SUPERFAMILY--sophisticated comparative genomics, data mining, visualization and phylogeny

Abstract

SUPERFAMILY provides structural, functional and evolutionary information for proteins from all completely sequenced genomes, and large sequence collections such as UniProt. Protein domain assignments for over 900 genomes are included in the database, which can be accessed at http://supfam.org/. Hidden Markov models based on Structural Classification of Proteins (SCOP) domain definitions at the superfamily level are used to provide structural annotation. We recently produced a new model library based on SCOP 1.73. Family level assignments are also available. From the web site users can submit sequences for SCOP domain classification; search for keywords such as superfamilies, families, organism names, models and sequence identifiers; find over- and underrepresented families or superfamilies within a genome relative to other genomes or groups of genomes; compare domain architectures across selections of genomes and finally build multiple sequence alignments between Protein Data Bank (PDB), genomic and custom sequences. Recent extensions to the database include InterPro abstracts and Gene Ontology terms for superfamiles, taxonomic visualization of the distribution of families across the tree of life, searches for functionally similar domain architectures and phylogenetic trees. The database, models and associated scripts are available for download from the ftp site.

Figure 1.

TaxViz displays the distribution of domains across the major taxonomic kingdoms, and organisms within each kingdom.
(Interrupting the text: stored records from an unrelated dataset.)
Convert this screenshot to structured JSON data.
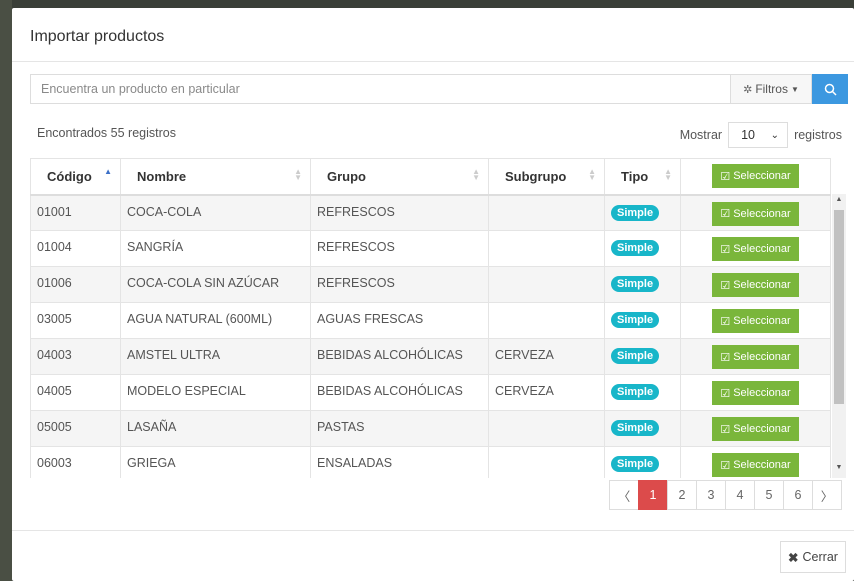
{
  "modal": {
    "title": "Importar productos",
    "search": {
      "placeholder": "Encuentra un producto en particular",
      "value": ""
    },
    "filters_label": "Filtros",
    "found_text": "Encontrados 55 registros",
    "show_label": "Mostrar",
    "page_length": "10",
    "records_label": "registros",
    "close_label": "Cerrar"
  },
  "table": {
    "headers": [
      "Código",
      "Nombre",
      "Grupo",
      "Subgrupo",
      "Tipo"
    ],
    "header_action": "Seleccionar",
    "rows": [
      {
        "codigo": "01001",
        "nombre": "COCA-COLA",
        "grupo": "REFRESCOS",
        "subgrupo": "",
        "tipo": "Simple",
        "action": "Seleccionar"
      },
      {
        "codigo": "01004",
        "nombre": "SANGRÍA",
        "grupo": "REFRESCOS",
        "subgrupo": "",
        "tipo": "Simple",
        "action": "Seleccionar"
      },
      {
        "codigo": "01006",
        "nombre": "COCA-COLA SIN AZÚCAR",
        "grupo": "REFRESCOS",
        "subgrupo": "",
        "tipo": "Simple",
        "action": "Seleccionar"
      },
      {
        "codigo": "03005",
        "nombre": "AGUA NATURAL (600ML)",
        "grupo": "AGUAS FRESCAS",
        "subgrupo": "",
        "tipo": "Simple",
        "action": "Seleccionar"
      },
      {
        "codigo": "04003",
        "nombre": "AMSTEL ULTRA",
        "grupo": "BEBIDAS ALCOHÓLICAS",
        "subgrupo": "CERVEZA",
        "tipo": "Simple",
        "action": "Seleccionar"
      },
      {
        "codigo": "04005",
        "nombre": "MODELO ESPECIAL",
        "grupo": "BEBIDAS ALCOHÓLICAS",
        "subgrupo": "CERVEZA",
        "tipo": "Simple",
        "action": "Seleccionar"
      },
      {
        "codigo": "05005",
        "nombre": "LASAÑA",
        "grupo": "PASTAS",
        "subgrupo": "",
        "tipo": "Simple",
        "action": "Seleccionar"
      },
      {
        "codigo": "06003",
        "nombre": "GRIEGA",
        "grupo": "ENSALADAS",
        "subgrupo": "",
        "tipo": "Simple",
        "action": "Seleccionar"
      }
    ]
  },
  "pagination": {
    "prev": "〈",
    "next": "〉",
    "pages": [
      "1",
      "2",
      "3",
      "4",
      "5",
      "6"
    ],
    "current": "1"
  },
  "colors": {
    "accent_blue": "#3c98e0",
    "select_green": "#7ab63b",
    "badge_teal": "#18b6c9",
    "active_page_red": "#dc4b4b"
  },
  "icons": {
    "filters": "wrench-icon",
    "search": "search-icon",
    "select": "check-square-icon",
    "close": "close-icon"
  }
}
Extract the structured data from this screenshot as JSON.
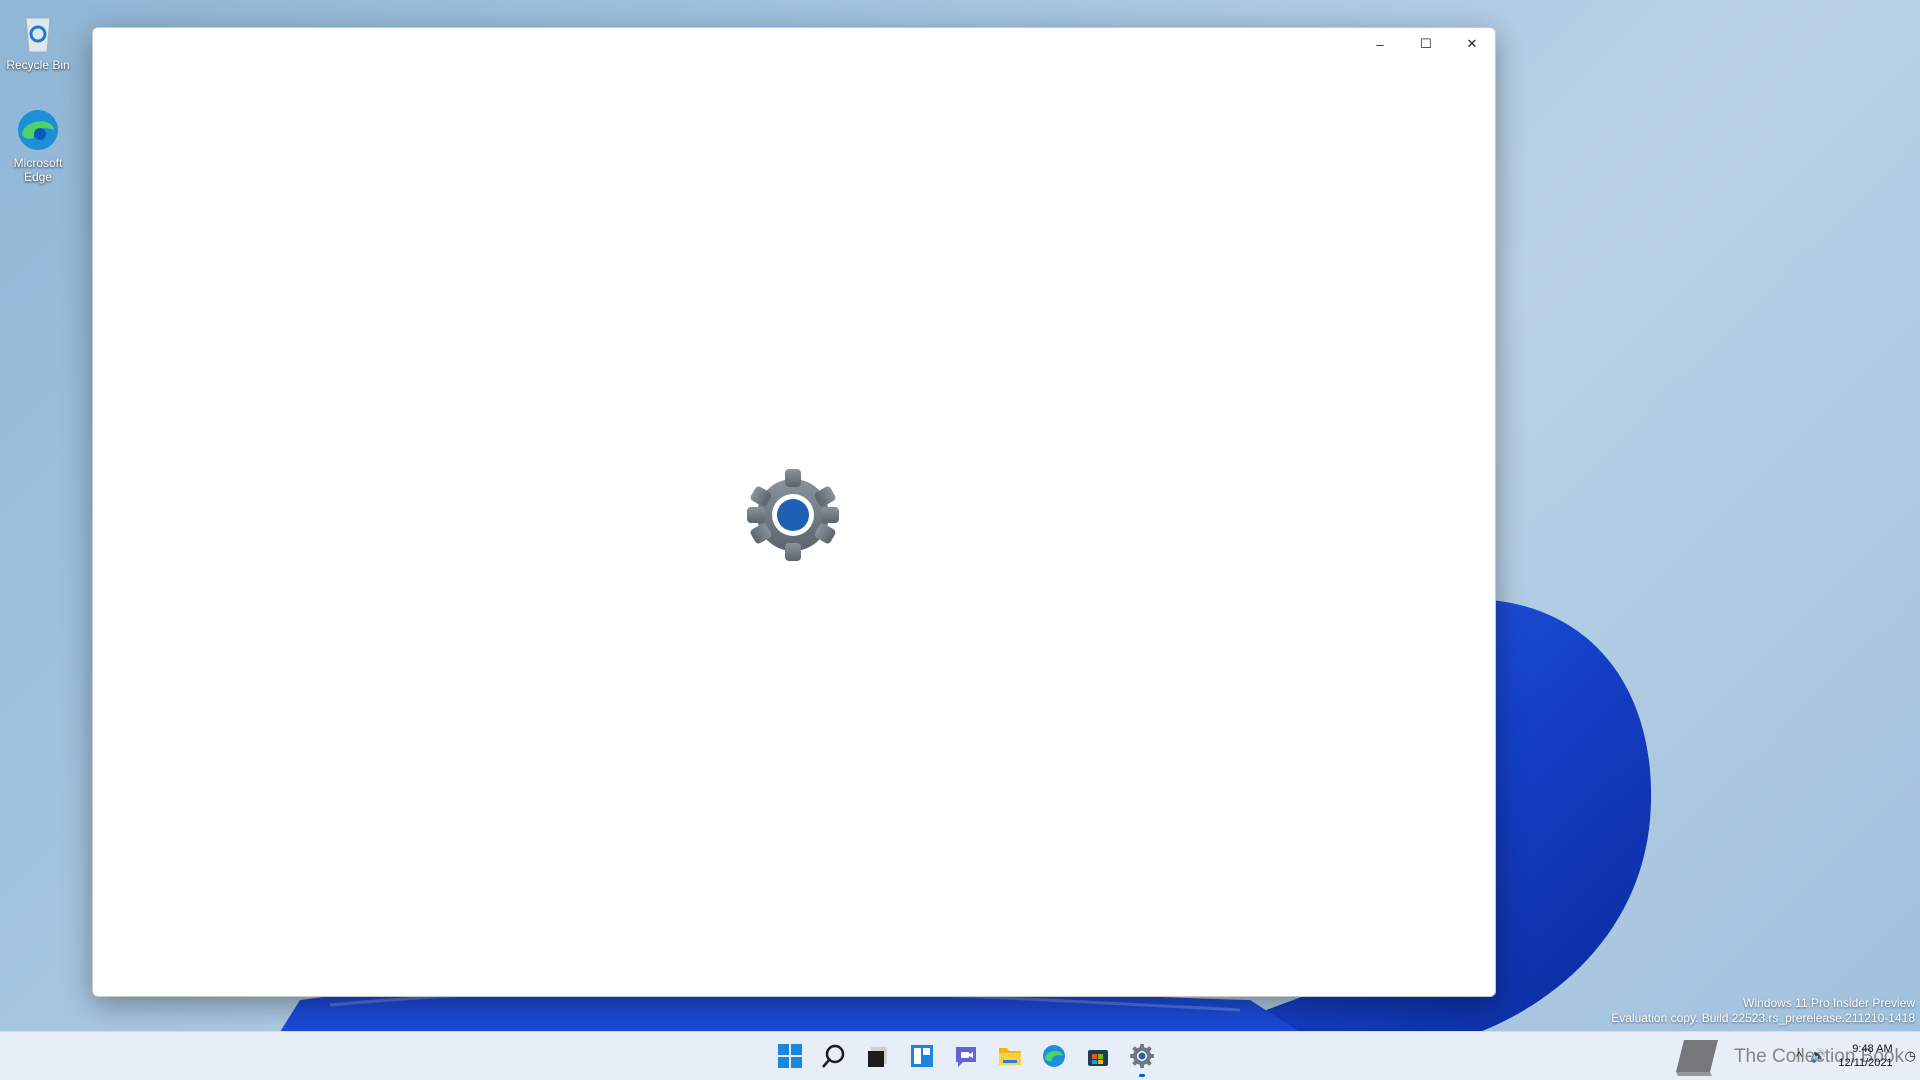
{
  "desktop": {
    "icons": [
      {
        "label": "Recycle Bin"
      },
      {
        "label": "Microsoft Edge"
      }
    ],
    "watermark": {
      "line1": "Windows 11 Pro Insider Preview",
      "line2": "Evaluation copy. Build 22523.rs_prerelease.211210-1418"
    }
  },
  "window": {
    "minimize_glyph": "–",
    "maximize_glyph": "☐",
    "close_glyph": "✕",
    "splash_icon": "gear-icon"
  },
  "taskbar": {
    "apps": [
      "start",
      "search",
      "task-view",
      "widgets",
      "chat",
      "file-explorer",
      "edge",
      "store",
      "settings"
    ],
    "active_app": "settings",
    "tray_chevron": "^",
    "clock_time": "9:48 AM",
    "clock_date": "12/11/2021",
    "brand_text": "The Collection Book"
  },
  "colors": {
    "accent": "#0067c0",
    "bloom": "#1a4fd6"
  }
}
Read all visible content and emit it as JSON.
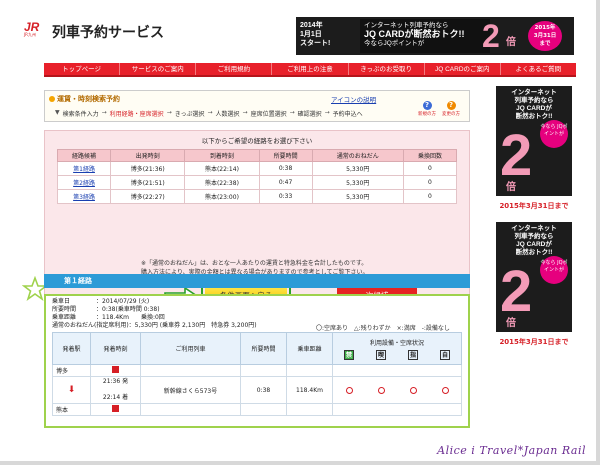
{
  "header": {
    "logo_text": "JR",
    "logo_sub": "JR九州",
    "title": "列車予約サービス",
    "banner": {
      "date_line1": "2014年",
      "date_line2": "1月1日",
      "date_line3": "スタート!",
      "mid_line1": "インターネット列車予約なら",
      "mid_line2": "JQ CARDが断然おトク!!",
      "mid_line3": "今ならJQポイントが",
      "two": "2",
      "bai": "倍",
      "end_line1": "2015年",
      "end_line2": "3月31日",
      "end_line3": "まで"
    }
  },
  "nav": [
    "トップページ",
    "サービスのご案内",
    "ご利用規約",
    "ご利用上の注意",
    "きっぷのお受取り",
    "JQ CARDのご案内",
    "よくあるご質問"
  ],
  "steps_box": {
    "title": "運賃・時刻検索予約",
    "icon_help": "アイコンの説明",
    "steps": [
      {
        "label": "検索条件入力",
        "current": false
      },
      {
        "label": "利用経路・座席選択",
        "current": true
      },
      {
        "label": "きっぷ選択",
        "current": false
      },
      {
        "label": "人数選択",
        "current": false
      },
      {
        "label": "座席位置選択",
        "current": false
      },
      {
        "label": "確認選択",
        "current": false
      },
      {
        "label": "予約申込へ",
        "current": false
      }
    ],
    "help_new": "新規の方",
    "help_change": "変更の方"
  },
  "results": {
    "heading": "以下からご希望の経路をお選び下さい",
    "columns": [
      "経路候補",
      "出発時刻",
      "到着時刻",
      "所要時間",
      "通常のおねだん",
      "乗換回数"
    ],
    "rows": [
      {
        "route": "第1経路",
        "dep": "博多(21:36)",
        "arr": "熊本(22:14)",
        "dur": "0:38",
        "price": "5,330円",
        "transfers": "0"
      },
      {
        "route": "第2経路",
        "dep": "博多(21:51)",
        "arr": "熊本(22:38)",
        "dur": "0:47",
        "price": "5,330円",
        "transfers": "0"
      },
      {
        "route": "第3経路",
        "dep": "博多(22:27)",
        "arr": "熊本(23:00)",
        "dur": "0:33",
        "price": "5,330円",
        "transfers": "0"
      }
    ],
    "note_line1": "※「通常のおねだん」は、おとな一人あたりの運賃と特急料金を合計したものです。",
    "note_line2": "購入方法により、実際の金額とは異なる場合がありますので参考としてご覧下さい。",
    "back_button": "条件画面へ戻る",
    "next_button": "次候補"
  },
  "route": {
    "heading": "第１経路",
    "info": [
      {
        "k": "乗車日",
        "v": "：2014/07/29 (火)"
      },
      {
        "k": "所要時間",
        "v": "：0:38(乗車時間 0:38)"
      },
      {
        "k": "乗車距離",
        "v": "：118.4Km　　乗換:0回"
      }
    ],
    "price_line": "通常のおねだん(指定席利用)：5,330円 (乗車券 2,130円　特急券 3,200円)",
    "legend": "〇:空席あり　△:残りわずか　×:満席　-:設備なし",
    "columns": [
      "発着駅",
      "発着時刻",
      "ご利用列車",
      "所要時間",
      "乗車距離",
      "利用設備・空席状況"
    ],
    "seat_headers": [
      "禁",
      "喫",
      "指",
      "自"
    ],
    "from_station": "博多",
    "to_station": "熊本",
    "dep_time": "21:36 発",
    "arr_time": "22:14 着",
    "train": "新幹線さくら573号",
    "duration": "0:38",
    "distance": "118.4Km"
  },
  "side_banner": {
    "line1": "インターネット",
    "line2": "列車予約なら",
    "line3": "JQ CARDが",
    "line4": "断然おトク!!",
    "now": "今なら JQポイントが",
    "two": "2",
    "bai": "倍",
    "end": "2015年3月31日まで"
  },
  "watermark": "Alice i Travel*Japan Rail"
}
Shown here is the distribution of the P-loop containing nucleoside triphosphate hydrolase domains. Each circle or node, represents the features of a single taxonomic group or individual organism. The nodes are arranged hierarchically in concentric rings. The higher taxonomic groups (superkingdoms: Eukaryota, Bacteria and Archaea), located in the centre, lead recursively outwards towards their children (the kingdoms or phyla within each superkingdom). For taxonomic groups, the size of the node increases logarithmically with the mean number of domains found per organism in the taxonomic group. The distribution of domains in individual species can be navigated to using the outer nodes. There are three specialized nodes which display the distribution of domains in (i) selected model organisms; (ii) organisms containing the maximum number of domains; and (iii) organisms containing the minimum number of domains.

Figure 2.

Phylogenetic tree example. Shows all sequenced Drosophila species, and Primates plotted on the same tree, using the relationships calculated from all genomes.